In June 2009 a coup d’etat overthrew democratically elected Manuel Zelaya. Since the coup, human rights conditions in Honduras have deteriorated. Among those most affected by the post-coup violence are human rights advocates, journalists, women, Black and indigenous populations, and LGBT+ Hondurans.
Immediately following the coup, Hondurans began asking WfP to send delegations to Honduras to document the role of the U.S. in the crisis. We responded, producing a documentary short called Shot in the Back: the Human Impact of the Honduran Coup. Shortly after the coup, Honduras withdrew from ALBA, and attempts have been made to roll back Zelaya’s minimum wage hike, as well as laws proposed to privatize public resources such as rivers for dam projects. The Honduran business elite, which played a key role in instigating and financially maintaining the coup, is intimately tied to U.S. and transnational corporate interests.
The United States considers the Honduran government a reliable ally in the militarized war on drugs, and has engaged in a campaign of militarization that has worsened the human rights crisis in the country. In 2012, DEA agents were present on an operation that killed four civilians, including two pregnant women, in Ahuas, a small community in a remote part of Northern Honduras.

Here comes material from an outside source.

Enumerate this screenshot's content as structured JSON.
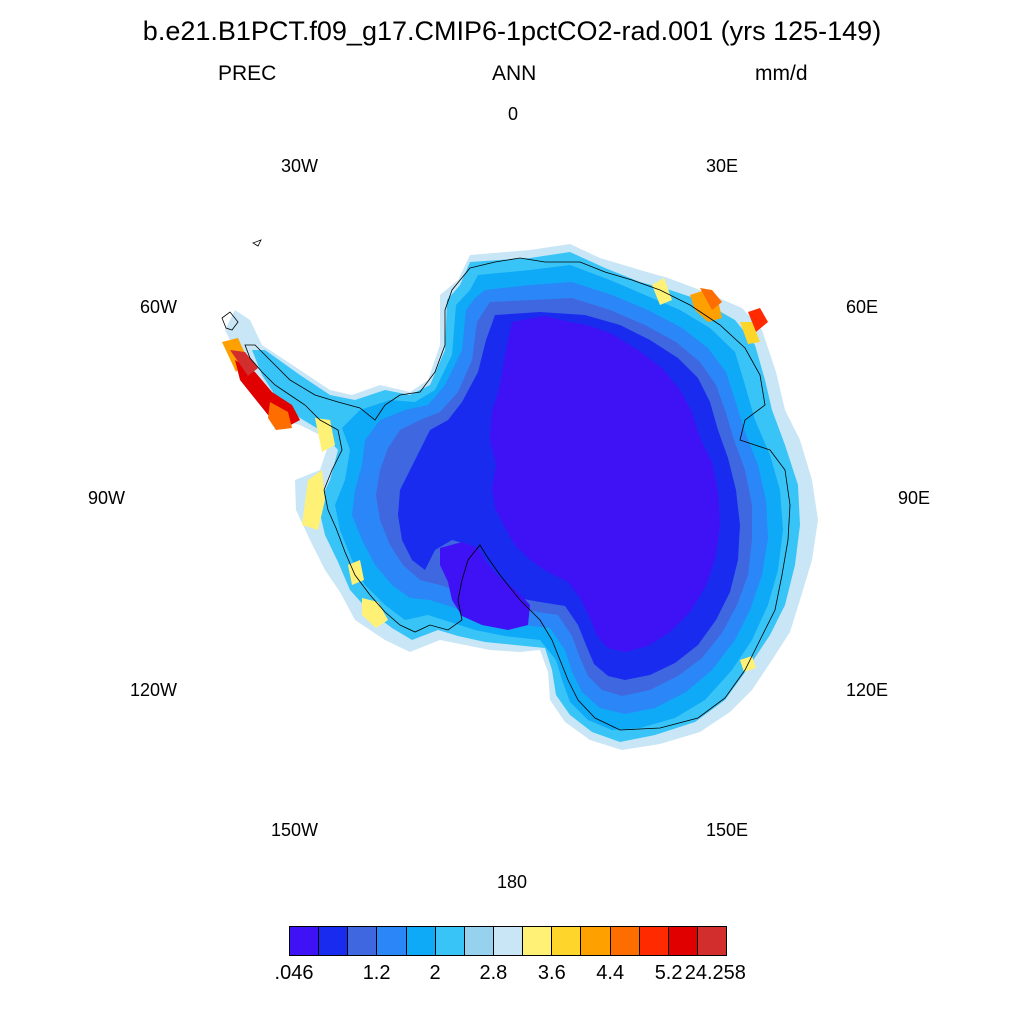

Since the coup, privatization of public lands, the construction of mega-projects on indigenous and campesino land, targeted political repression, and violence have gotten worse. Human rights defenders, environmental activists, and others have been targeted by state repression and violence, with the emblematic case being the March 2016 assassination of Berta Cáceres.

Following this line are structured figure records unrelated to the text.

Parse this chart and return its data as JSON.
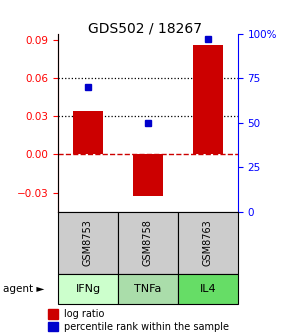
{
  "title": "GDS502 / 18267",
  "samples": [
    "GSM8753",
    "GSM8758",
    "GSM8763"
  ],
  "agents": [
    "IFNg",
    "TNFa",
    "IL4"
  ],
  "log_ratios": [
    0.034,
    -0.033,
    0.086
  ],
  "percentile_ranks": [
    0.7,
    0.5,
    0.97
  ],
  "bar_color": "#cc0000",
  "dot_color": "#0000cc",
  "ylim_left": [
    -0.045,
    0.095
  ],
  "ylim_right": [
    0.0,
    1.0
  ],
  "yticks_left": [
    -0.03,
    0,
    0.03,
    0.06,
    0.09
  ],
  "yticks_right": [
    0,
    0.25,
    0.5,
    0.75,
    1.0
  ],
  "ytick_labels_right": [
    "0",
    "25",
    "50",
    "75",
    "100%"
  ],
  "dotted_hlines": [
    0.06,
    0.03
  ],
  "zero_hline_color": "#cc0000",
  "gsm_bg": "#cccccc",
  "agent_colors": [
    "#ccffcc",
    "#aaddaa",
    "#66dd66"
  ],
  "bar_width": 0.5,
  "legend_bar_color": "#cc0000",
  "legend_dot_color": "#0000cc"
}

In November of 2017, Honduran president Juan Orlando Hernández was reelected under deep suspicions of electoral fraud, and in contradiction to the Honduran constitution’s prohibition against multiple terms for presidents. Hundreds of thousands of Hondurans took to the streets to defend their vote and their democracy, and they were met with widespread and systematic human rights abuses, including extrajudicial killings, torture, forced disappearance, kidnapping, and arbitrary detention. The scale of these abuses, committed by Honduran security forces that receive U.S. training and funding, amounts to crimes against humanity.
Despite the pattern of grave human rights violations and widespread impunity, the U.S. continues to support Honduras both diplomatically and through military aid.